Jonathan and his brother Simon were upset about the attack and death of their brother John at the hands of the Jambri family. They saw that the Jambri family was celebrating a big wedding. One of daughters of a Canaanite was marrying a man from Jambri. They were having a great procession with tambourines and musicians. Jonathan, Simon, and his group attacked the wedding party. They wounded and killed some, while others fled. Their joyous wedding music turned into a mourning funeral dirge. After they avenged the blood of their brother, they returned to the marshes along the Jordan River.
“Judas saw that Bacchides and the strength of his army were on the right side. Then all the stouthearted men went with him. They crushed the right wing. He pursued them as far as Mount Azotus. When those on the left wing saw that the right wing was crushed, they turned and followed close behind Judas and his men. The battle became desperate. Many on both sides were wounded and fell. Judas also fell, while the rest fled.”
Judas Maccabeus saw how strong the right side of the army was, so he decided to attack it with his stouthearted men. They crushed this right side and pursued them for 6 miles to Mount Azotus. However, the left side of the Syrian army followed behind Judas and his men. Then they had a great battle where many people died, including Judas Maccabeus himself. The rest of his men fled.

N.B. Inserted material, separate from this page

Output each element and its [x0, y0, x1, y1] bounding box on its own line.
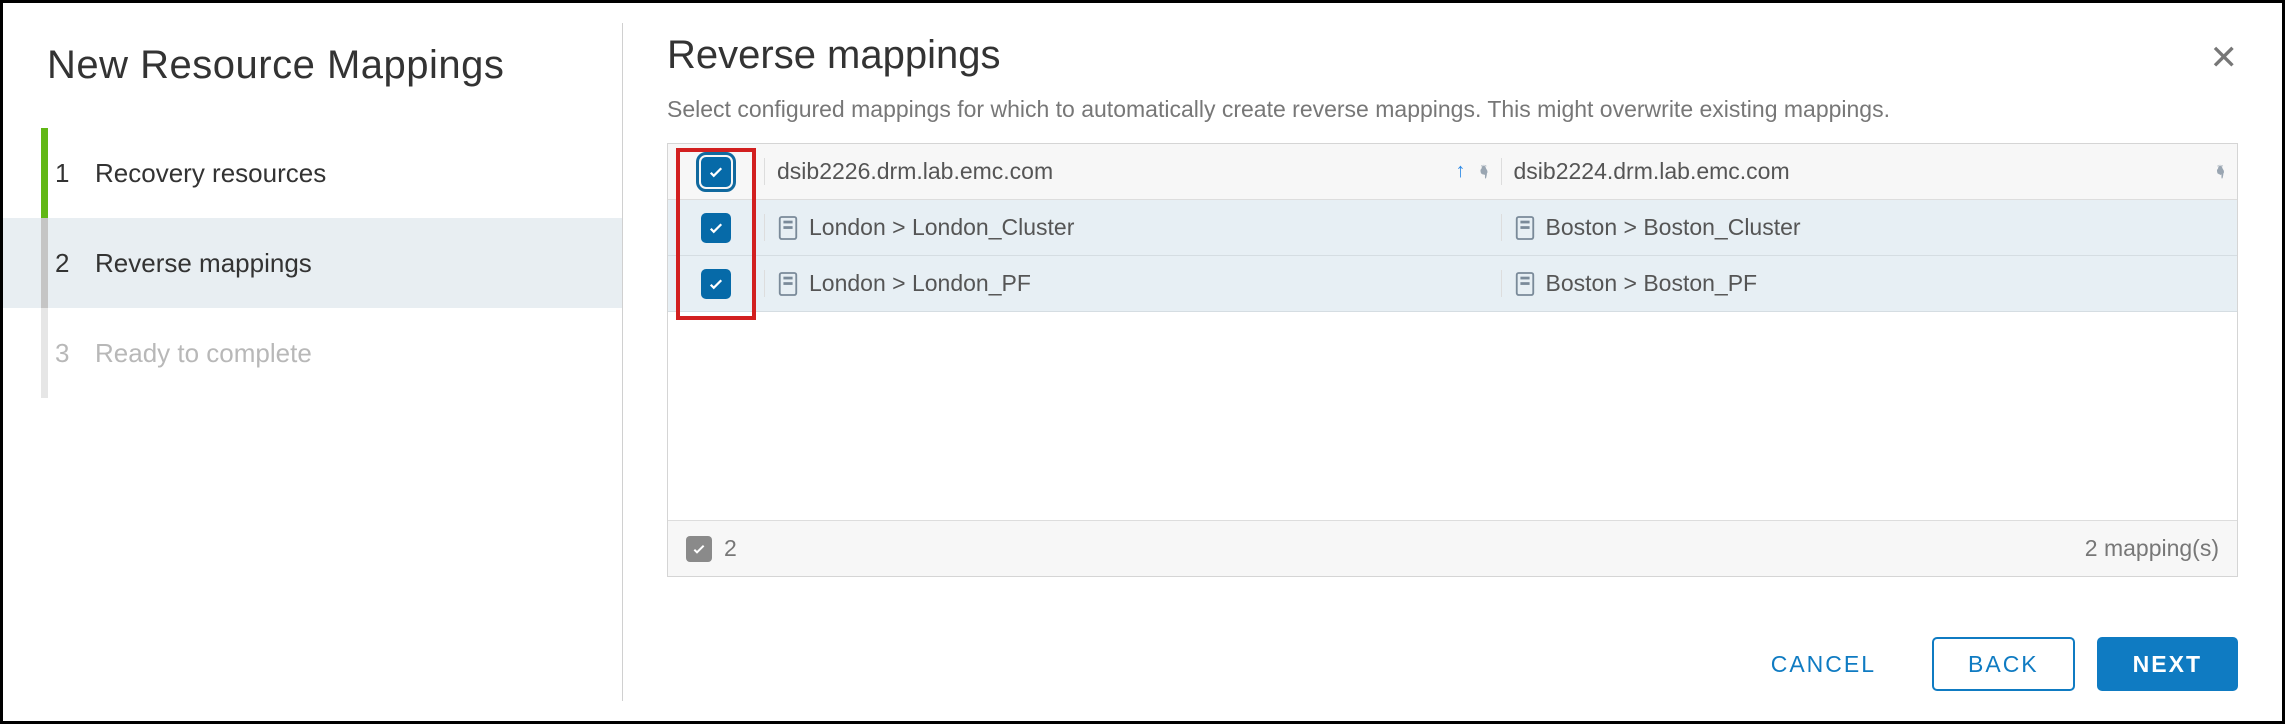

“Apollonius now gathered together gentiles and a large force from Samaria to fight against Israel. When Judas learned of it, he went out to meet him. He defeated and killed him. Many were wounded and fell. The rest fled. Then they seized their spoils. Judas took the sword of Apollonius. He used it in battle the rest of his life.”
Apparently this Apollonius was the governor of Samaria. He gathered a group of gentiles in Samaria, which normally did not like Judea anyway. Judas Maccabeus then out to battle, defeated, and killed him. He seized the spoils of the group around Apollonius including his sword, which he seems to like so much that he used in future battles.